Chapter 3 Populations, samples and statistical models
We describe the problem of inferring characteristics of a population, such as a population mean or proportion, given a random sample drawn from that population. One general approach for learning about populations from samples is to model the sample observations as random draws from a probability distribution, with the probability distribution representing the whole population. The parameters of the distribution can then be interpreted as describing population characteristics, such as the mean of the population.
3.1 Statistical models
Given a general description of a problem, we have to decide what probability distribution to use a suitable model, and think how the parameter(s) of that distribution relates to our quantity of interest
Example 3.1 (Choosing probability distributions to represent data.)
Here are four examples.
- In a crime survey, we wish to estimate the proportion of households in a city that have been burgled in the last year. One hundred households are to be selected at random. Define X to be the number of households responding that they have been burgled. Choose a suitable probability distribution for X, and relate the parameter(s) in that distribution to the quantity of interest.
- The number of accidents occurring over a road network is to be investigated. The interest is in the mean number of accidents per week, averaged over ‘all’ weeks. Define X1,…,X10 to be the number of accidents that will be observed in each of the first 10 weeks. Choose a suitable probability distribution for X1,…,X10, and relate the parameter(s) in that distribution to the quantity of interest.
- In a call-centre, there is interest in the volume of incoming calls during peak opening times. Specifically, there is interest in the mean length of time (in seconds) between two successive incoming calls. Define X1,…,X100 to be the times that will be observed between calls for 100 successive pairs of calls. Choose a suitable probability distribution for X1,…,X100, and relate the parameter(s) in that distribution to the quantity of interest.
- For an electric car, we are interested in how many miles the car can be driven on a single charge of the battery, on a particular test journey route. The interest is in both what the mileage is ‘on average’, and how variable this mileage can be. Eight cars, all of the same model, are to be driven on the test route, all starting at the same time and day each week. Let X1,…,X8 denote the mileages that will be observed. Choose a suitable probability distribution for X1,…,X8, and relate the parameter(s) in that distribution to the quantities of interest.
3.1.1 Objectives
We have described various scenarios where we are interested in some characteristic of a population (mean, variance, proportion), and we draw a sample from that population. In the remaining chapters, we will study
- how to estimate these population characteristics, once we have observed our data, via estimating parameters of probability distributions;
- how to assess the accuracy of our estimates, using confidence intervals;
- how to compare different populations, and test if they have different characteristics or not, using a variety of hypothesis tests.

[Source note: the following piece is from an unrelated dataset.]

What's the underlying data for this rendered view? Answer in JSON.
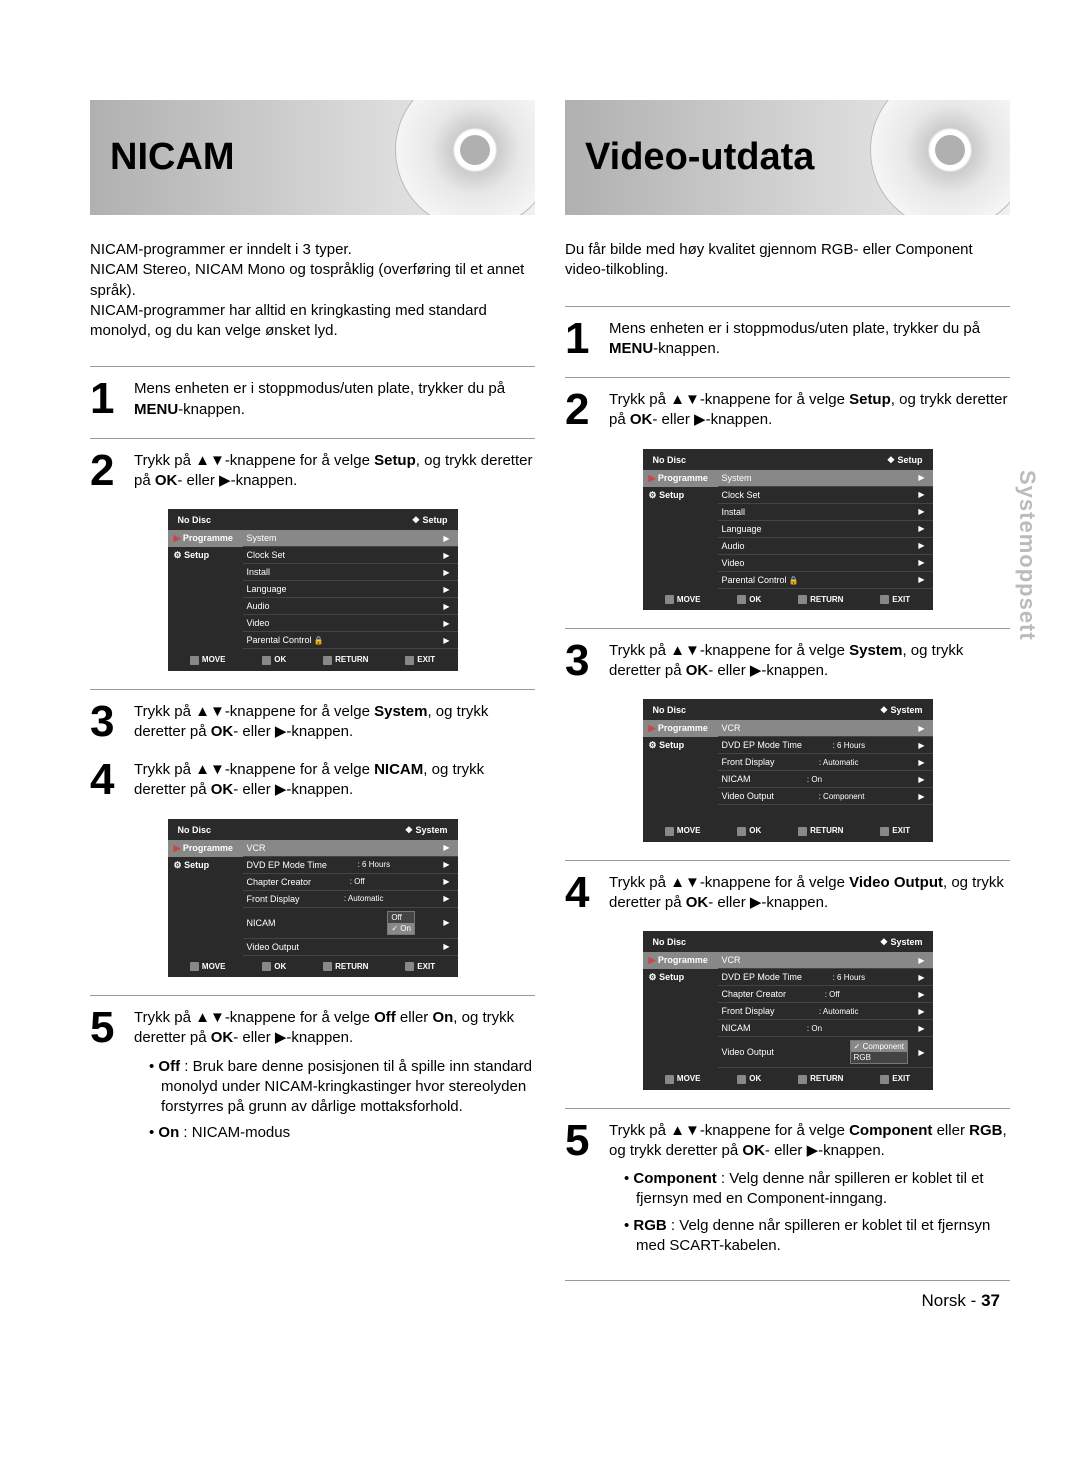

3.1.2 Comment: infinite and finite populations
When a population is represented by a probability distribution, we are working with what we describe as an infinite population: each member of the population corresponds to a random draw from this distribution, and there is no limit on the number of possible random draws: there is no limit on the size of the population.
An alternative is the finite population approach, in which we define a (finite) list of all population members, and any sample of data is a random selection from this list. With finite population methods, we don’t actually need to assume a probability distribution for the population members: we can do inference for population means, proportions etc. without assuming one. The limitation with this is that there are many statistical inference problems where the sample can’t be thought of as a random selection from a list. For example, if the population of interest was all newborn babies, including babies born in the future, then some population members do not yet exist; we could not produce a list of all the population members.
In this module, we will cover infinite population approaches only. Finite population methods are covered in MAS370/MAS61003 Sampling Theory and Design of Experiments.